Поющие в терновнике - Маккалоу Колин. Страница 71

– Вам сегодня было весело, верно?

– Да, очень!

– С удовольствием всегда буду водить вас на танцы.

– Спасибо.

Люк опять замолчал, спокойно курил, поглядывал поверх крыши «роллс-ройса» на кучку деревьев, где еще досадливо чирикала рассерженная птаха. Окурок обжег ему желтые от табака пальцы. Люк уронил его и намертво затоптал в землю каблуком. Никто не расправляется с окурками так беспощадно, как жители австралийских зарослей.

Мэгги со вздохом отвернулась от залитого луной простора, и Люк помог ей дойти до машины. Он не станет торопиться с поцелуями, не так он глуп; жениться на ней – вот чего ему надо, так что пускай сама первая захочет, чтобы он ее целовал.

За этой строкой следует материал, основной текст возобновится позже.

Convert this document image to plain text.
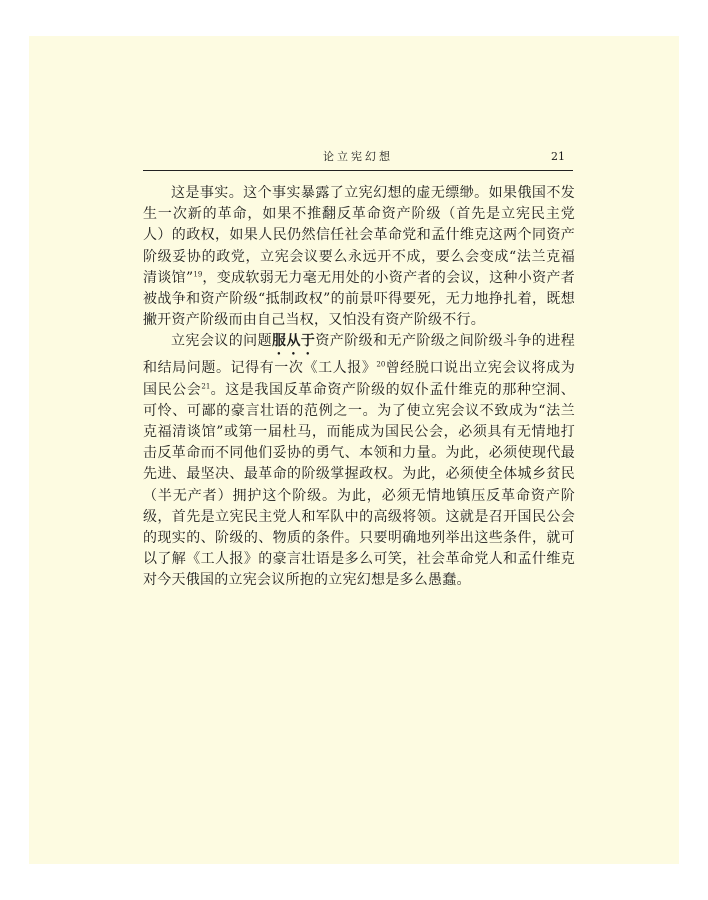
论立宪幻想	21

这是事实。这个事实暴露了立宪幻想的虚无缥缈。如果俄国不发生一次新的革命，如果不推翻反革命资产阶级（首先是立宪民主党人）的政权，如果人民仍然信任社会革命党和孟什维克这两个同资产阶级妥协的政党，立宪会议要么永远开不成，要么会变成“法兰克福清谈馆”$^{19}$，变成软弱无力毫无用处的小资产者的会议，这种小资产者被战争和资产阶级“抵制政权”的前景吓得要死，无力地挣扎着，既想撇开资产阶级而由自己当权，又怕没有资产阶级不行。

立宪会议的问题服从于资产阶级和无产阶级之间阶级斗争的进程和结局问题。记得有一次《工人报》$^{20}$曾经脱口说出立宪会议将成为国民公会$^{21}$。这是我国反革命资产阶级的奴仆孟什维克的那种空洞、可怜、可鄙的豪言壮语的范例之一。为了使立宪会议不致成为“法兰克福清谈馆”或第一届杜马，而能成为国民公会，必须具有无情地打击反革命而不同他们妥协的勇气、本领和力量。为此，必须使现代最先进、最坚决、最革命的阶级掌握政权。为此，必须使全体城乡贫民（半无产者）拥护这个阶级。为此，必须无情地镇压反革命资产阶级，首先是立宪民主党人和军队中的高级将领。这就是召开国民公会的现实的、阶级的、物质的条件。只要明确地列举出这些条件，就可以了解《工人报》的豪言壮语是多么可笑，社会革命党人和孟什维克对今天俄国的立宪会议所抱的立宪幻想是多么愚蠢。
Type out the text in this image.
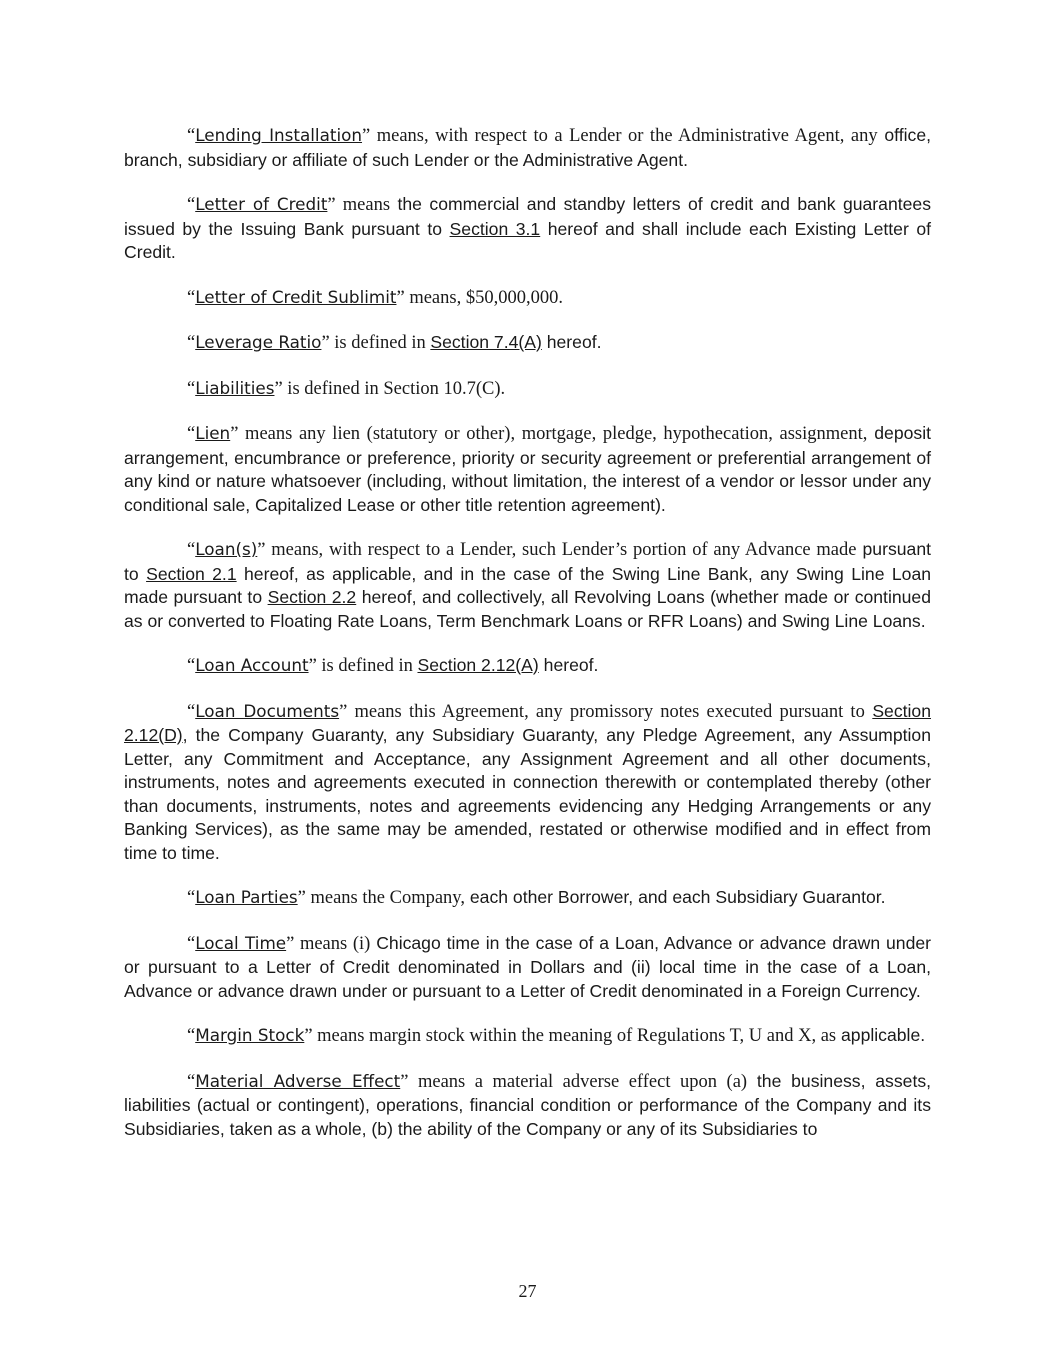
“Lending Installation” means, with respect to a Lender or the Administrative Agent, any office, branch, subsidiary or affiliate of such Lender or the Administrative Agent.

“Letter of Credit” means the commercial and standby letters of credit and bank guarantees issued by the Issuing Bank pursuant to Section 3.1 hereof and shall include each Existing Letter of Credit.

“Letter of Credit Sublimit” means, $50,000,000.

“Leverage Ratio” is defined in Section 7.4(A) hereof.

“Liabilities” is defined in Section 10.7(C).

“Lien” means any lien (statutory or other), mortgage, pledge, hypothecation, assignment, deposit arrangement, encumbrance or preference, priority or security agreement or preferential arrangement of any kind or nature whatsoever (including, without limitation, the interest of a vendor or lessor under any conditional sale, Capitalized Lease or other title retention agreement).

“Loan(s)” means, with respect to a Lender, such Lender’s portion of any Advance made pursuant to Section 2.1 hereof, as applicable, and in the case of the Swing Line Bank, any Swing Line Loan made pursuant to Section 2.2 hereof, and collectively, all Revolving Loans (whether made or continued as or converted to Floating Rate Loans, Term Benchmark Loans or RFR Loans) and Swing Line Loans.

“Loan Account” is defined in Section 2.12(A) hereof.

“Loan Documents” means this Agreement, any promissory notes executed pursuant to Section 2.12(D), the Company Guaranty, any Subsidiary Guaranty, any Pledge Agreement, any Assumption Letter, any Commitment and Acceptance, any Assignment Agreement and all other documents, instruments, notes and agreements executed in connection therewith or contemplated thereby (other than documents, instruments, notes and agreements evidencing any Hedging Arrangements or any Banking Services), as the same may be amended, restated or otherwise modified and in effect from time to time.

“Loan Parties” means the Company, each other Borrower, and each Subsidiary Guarantor.

“Local Time” means (i) Chicago time in the case of a Loan, Advance or advance drawn under or pursuant to a Letter of Credit denominated in Dollars and (ii) local time in the case of a Loan, Advance or advance drawn under or pursuant to a Letter of Credit denominated in a Foreign Currency.

“Margin Stock” means margin stock within the meaning of Regulations T, U and X, as applicable.

“Material Adverse Effect” means a material adverse effect upon (a) the business, assets, liabilities (actual or contingent), operations, financial condition or performance of the Company and its Subsidiaries, taken as a whole, (b) the ability of the Company or any of its Subsidiaries to

27
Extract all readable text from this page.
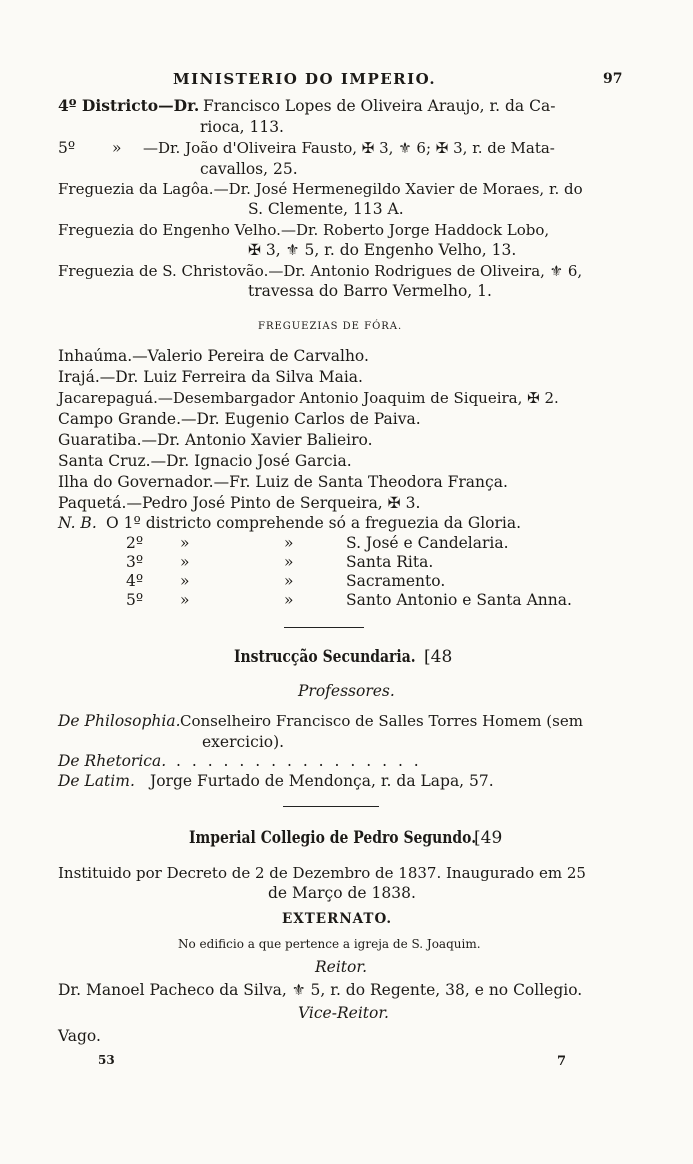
MINISTERIO DO IMPERIO.	97
4º Districto—Dr. Francisco Lopes de Oliveira Araujo, r. da Ca-
rioca, 113.
5º » —Dr. João d'Oliveira Fausto, ✠ 3, ⚜ 6; ✠ 3, r. de Mata-
cavallos, 25.
Freguezia da Lagôa.—Dr. José Hermenegildo Xavier de Moraes, r. do
S. Clemente, 113 A.
Freguezia do Engenho Velho.—Dr. Roberto Jorge Haddock Lobo,
✠ 3, ⚜ 5, r. do Engenho Velho, 13.
Freguezia de S. Christovão.—Dr. Antonio Rodrigues de Oliveira, ⚜ 6,
travessa do Barro Vermelho, 1.
FREGUEZIAS DE FÓRA.
Inhaúma.—Valerio Pereira de Carvalho.
Irajá.—Dr. Luiz Ferreira da Silva Maia.
Jacarepaguá.—Desembargador Antonio Joaquim de Siqueira, ✠ 2.
Campo Grande.—Dr. Eugenio Carlos de Paiva.
Guaratiba.—Dr. Antonio Xavier Balieiro.
Santa Cruz.—Dr. Ignacio José Garcia.
Ilha do Governador.—Fr. Luiz de Santa Theodora França.
Paquetá.—Pedro José Pinto de Serqueira, ✠ 3.
N. B. O 1º districto comprehende só a freguezia da Gloria.
2º »	»	S. José e Candelaria.
3º »	»	Santa Rita.
4º »	»	Sacramento.
5º »	»	Santo Antonio e Santa Anna.
Instrucção Secundaria. [48
Professores.
De Philosophia. Conselheiro Francisco de Salles Torres Homem (sem
exercicio).
De Rhetorica. . . . . . . . . . . . . . . . .
De Latim. Jorge Furtado de Mendonça, r. da Lapa, 57.
Imperial Collegio de Pedro Segundo.
[49
Instituido por Decreto de 2 de Dezembro de 1837. Inaugurado em 25
de Março de 1838.
EXTERNATO.
No edificio a que pertence a igreja de S. Joaquim.
Reitor.
Dr. Manoel Pacheco da Silva, ⚜ 5, r. do Regente, 38, e no Collegio.
Vice-Reitor.
Vago.
53	7
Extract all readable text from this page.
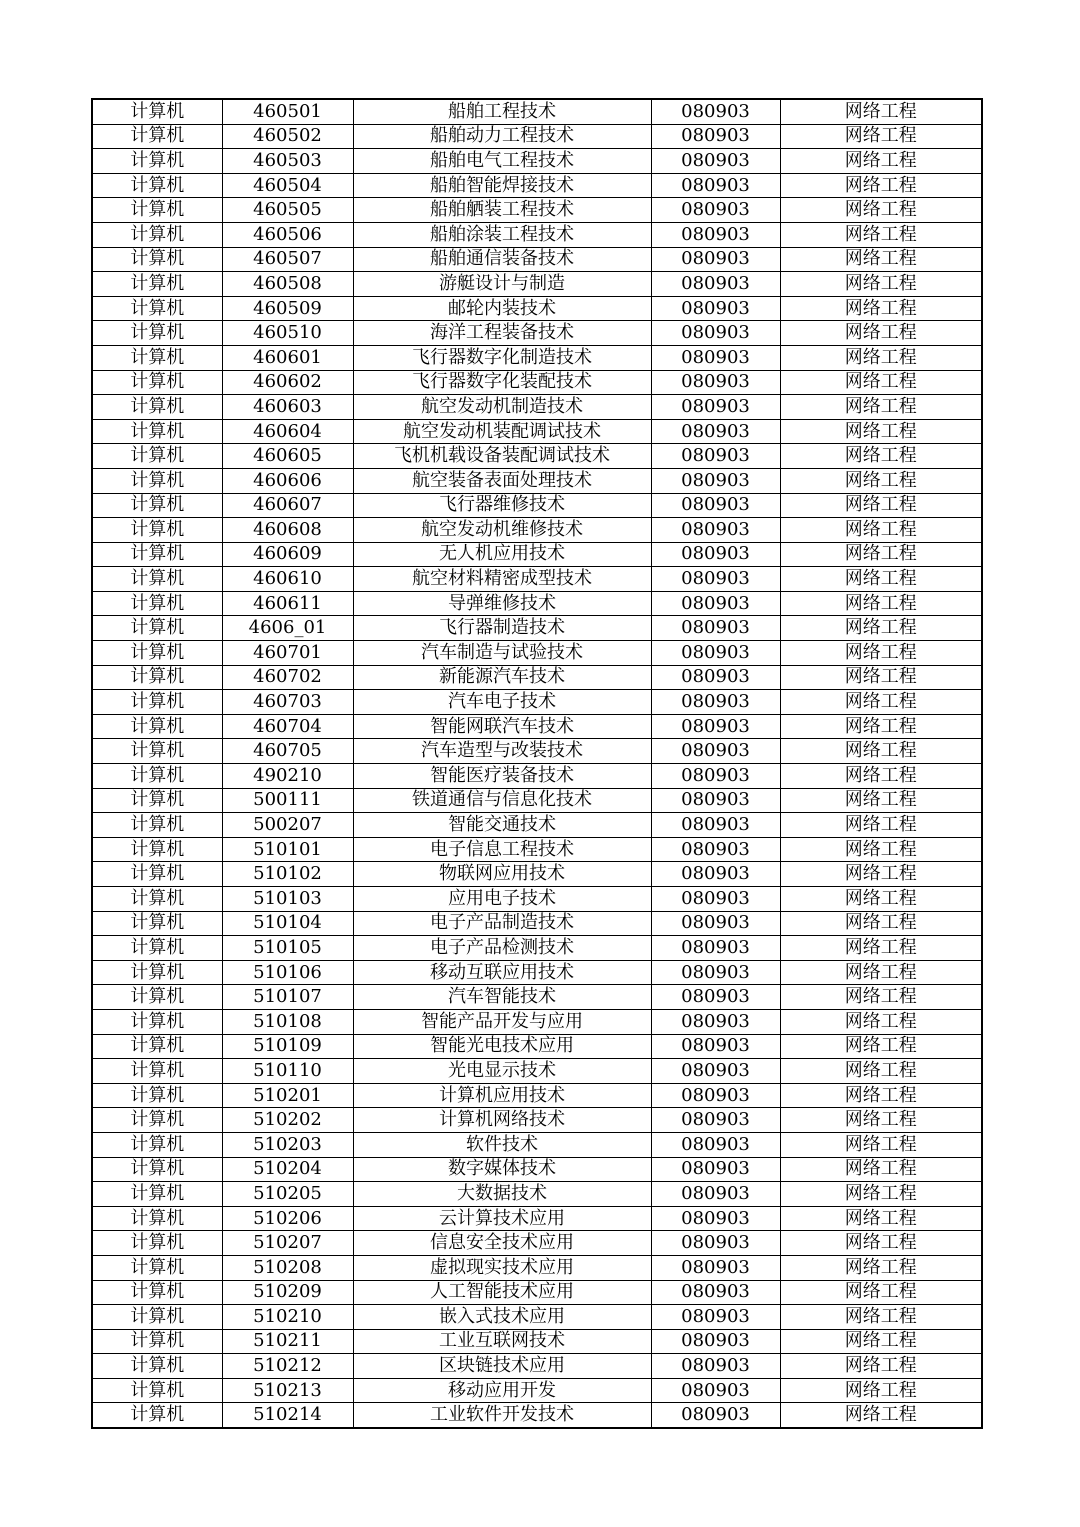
计算机	460501	船舶工程技术	080903	网络工程
计算机	460502	船舶动力工程技术	080903	网络工程
计算机	460503	船舶电气工程技术	080903	网络工程
计算机	460504	船舶智能焊接技术	080903	网络工程
计算机	460505	船舶舾装工程技术	080903	网络工程
计算机	460506	船舶涂装工程技术	080903	网络工程
计算机	460507	船舶通信装备技术	080903	网络工程
计算机	460508	游艇设计与制造	080903	网络工程
计算机	460509	邮轮内装技术	080903	网络工程
计算机	460510	海洋工程装备技术	080903	网络工程
计算机	460601	飞行器数字化制造技术	080903	网络工程
计算机	460602	飞行器数字化装配技术	080903	网络工程
计算机	460603	航空发动机制造技术	080903	网络工程
计算机	460604	航空发动机装配调试技术	080903	网络工程
计算机	460605	飞机机载设备装配调试技术	080903	网络工程
计算机	460606	航空装备表面处理技术	080903	网络工程
计算机	460607	飞行器维修技术	080903	网络工程
计算机	460608	航空发动机维修技术	080903	网络工程
计算机	460609	无人机应用技术	080903	网络工程
计算机	460610	航空材料精密成型技术	080903	网络工程
计算机	460611	导弹维修技术	080903	网络工程
计算机	4606_01	飞行器制造技术	080903	网络工程
计算机	460701	汽车制造与试验技术	080903	网络工程
计算机	460702	新能源汽车技术	080903	网络工程
计算机	460703	汽车电子技术	080903	网络工程
计算机	460704	智能网联汽车技术	080903	网络工程
计算机	460705	汽车造型与改装技术	080903	网络工程
计算机	490210	智能医疗装备技术	080903	网络工程
计算机	500111	铁道通信与信息化技术	080903	网络工程
计算机	500207	智能交通技术	080903	网络工程
计算机	510101	电子信息工程技术	080903	网络工程
计算机	510102	物联网应用技术	080903	网络工程
计算机	510103	应用电子技术	080903	网络工程
计算机	510104	电子产品制造技术	080903	网络工程
计算机	510105	电子产品检测技术	080903	网络工程
计算机	510106	移动互联应用技术	080903	网络工程
计算机	510107	汽车智能技术	080903	网络工程
计算机	510108	智能产品开发与应用	080903	网络工程
计算机	510109	智能光电技术应用	080903	网络工程
计算机	510110	光电显示技术	080903	网络工程
计算机	510201	计算机应用技术	080903	网络工程
计算机	510202	计算机网络技术	080903	网络工程
计算机	510203	软件技术	080903	网络工程
计算机	510204	数字媒体技术	080903	网络工程
计算机	510205	大数据技术	080903	网络工程
计算机	510206	云计算技术应用	080903	网络工程
计算机	510207	信息安全技术应用	080903	网络工程
计算机	510208	虚拟现实技术应用	080903	网络工程
计算机	510209	人工智能技术应用	080903	网络工程
计算机	510210	嵌入式技术应用	080903	网络工程
计算机	510211	工业互联网技术	080903	网络工程
计算机	510212	区块链技术应用	080903	网络工程
计算机	510213	移动应用开发	080903	网络工程
计算机	510214	工业软件开发技术	080903	网络工程
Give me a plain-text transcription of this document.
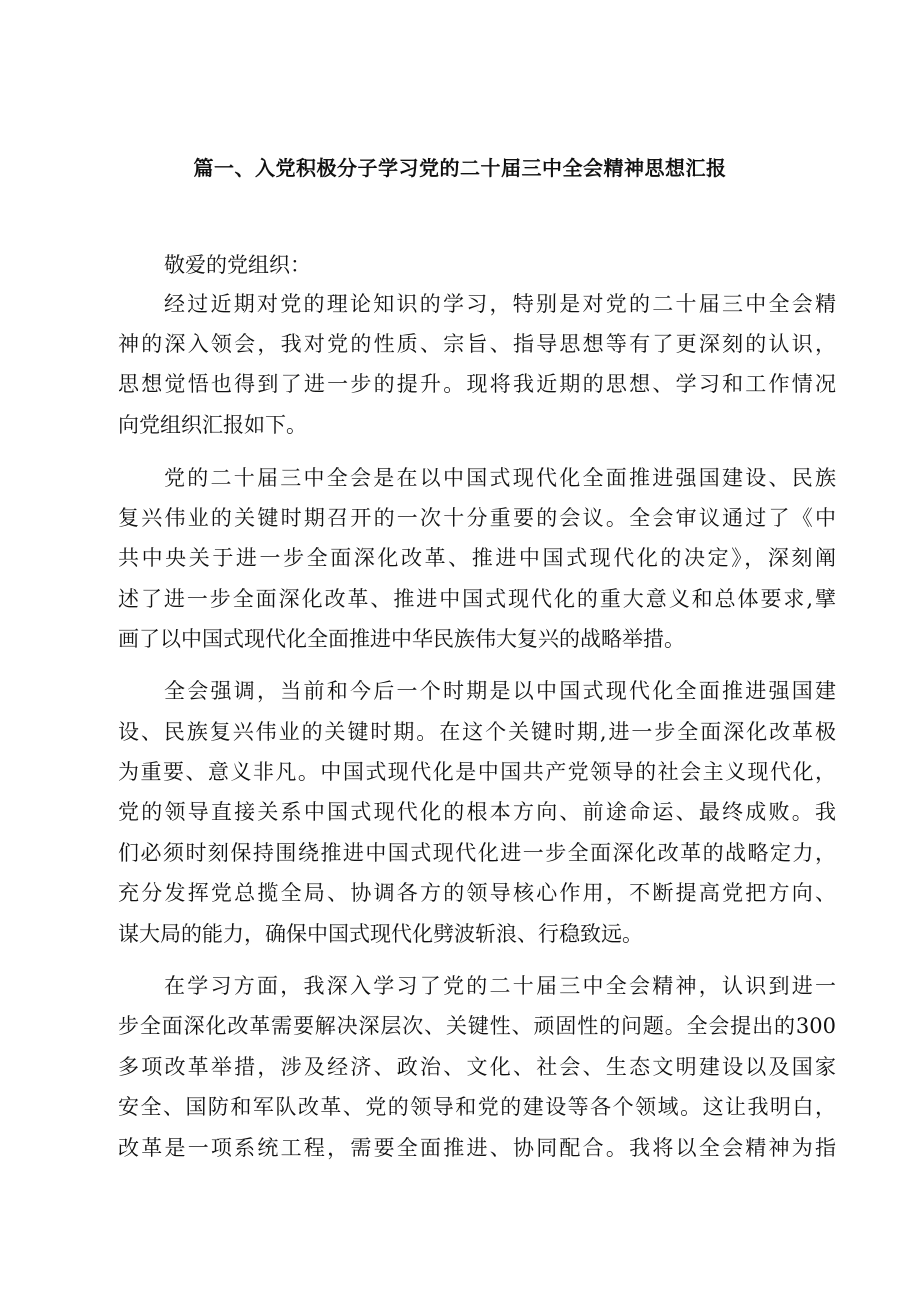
篇一、入党积极分子学习党的二十届三中全会精神思想汇报
敬爱的党组织：
经过近期对党的理论知识的学习，特别是对党的二十届三中全会精
神的深入领会，我对党的性质、宗旨、指导思想等有了更深刻的认识，
思想觉悟也得到了进一步的提升。现将我近期的思想、学习和工作情况
向党组织汇报如下。
党的二十届三中全会是在以中国式现代化全面推进强国建设、民族
复兴伟业的关键时期召开的一次十分重要的会议。全会审议通过了《中
共中央关于进一步全面深化改革、推进中国式现代化的决定》，深刻阐
述了进一步全面深化改革、推进中国式现代化的重大意义和总体要求,擘
画了以中国式现代化全面推进中华民族伟大复兴的战略举措。
全会强调，当前和今后一个时期是以中国式现代化全面推进强国建
设、民族复兴伟业的关键时期。在这个关键时期,进一步全面深化改革极
为重要、意义非凡。中国式现代化是中国共产党领导的社会主义现代化，
党的领导直接关系中国式现代化的根本方向、前途命运、最终成败。我
们必须时刻保持围绕推进中国式现代化进一步全面深化改革的战略定力，
充分发挥党总揽全局、协调各方的领导核心作用，不断提高党把方向、
谋大局的能力，确保中国式现代化劈波斩浪、行稳致远。
在学习方面，我深入学习了党的二十届三中全会精神，认识到进一
步全面深化改革需要解决深层次、关键性、顽固性的问题。全会提出的300
多项改革举措，涉及经济、政治、文化、社会、生态文明建设以及国家
安全、国防和军队改革、党的领导和党的建设等各个领域。这让我明白，
改革是一项系统工程，需要全面推进、协同配合。我将以全会精神为指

Но лето шло и шло как положено, во всем своем ярком, пыльном великолепии, немало было других танцулек и вечеров, и постепенно в усадьбе привыкли к тому, что Мэгги нашла себе красавца дружка. Братья не поддразнивали ее, они любили сестру и ничего не имели против Люка О’Нила. Никогда еще у них не было работника усерднее и неутомимее, а это – самая лучшая рекомендация. Братья Клири, по существу, были не столько землевладельцами, сколько тружениками, им в голову не приходило судить О’Нила исходя из того, что у него за душой ни гроша. Фиа могла бы мерить более тонкой и точной меркой, не будь ей это безразлично. Притом на всех действовала спокойная самоуверенность Люка, словно говорящая: «Я вам не простой овчар», – и с ним обращались почти как с членом семьи.

У него вошло в привычку вечерами, если он не ночевал на дальних выгонах, заходить в Большой дом; спустя недолгое время Боб сказал, что глупо Люку есть одному, когда у них стол чуть не ломится, и он стал ужинать с семейством Клири. А потом показалось – глупо отсылать его на ночь восвояси, за целую милю, если он так любезен, что не прочь допоздна болтать с Мэгги, и ему предложили переселиться в один из домиков для гостей, тут же за Большим домом.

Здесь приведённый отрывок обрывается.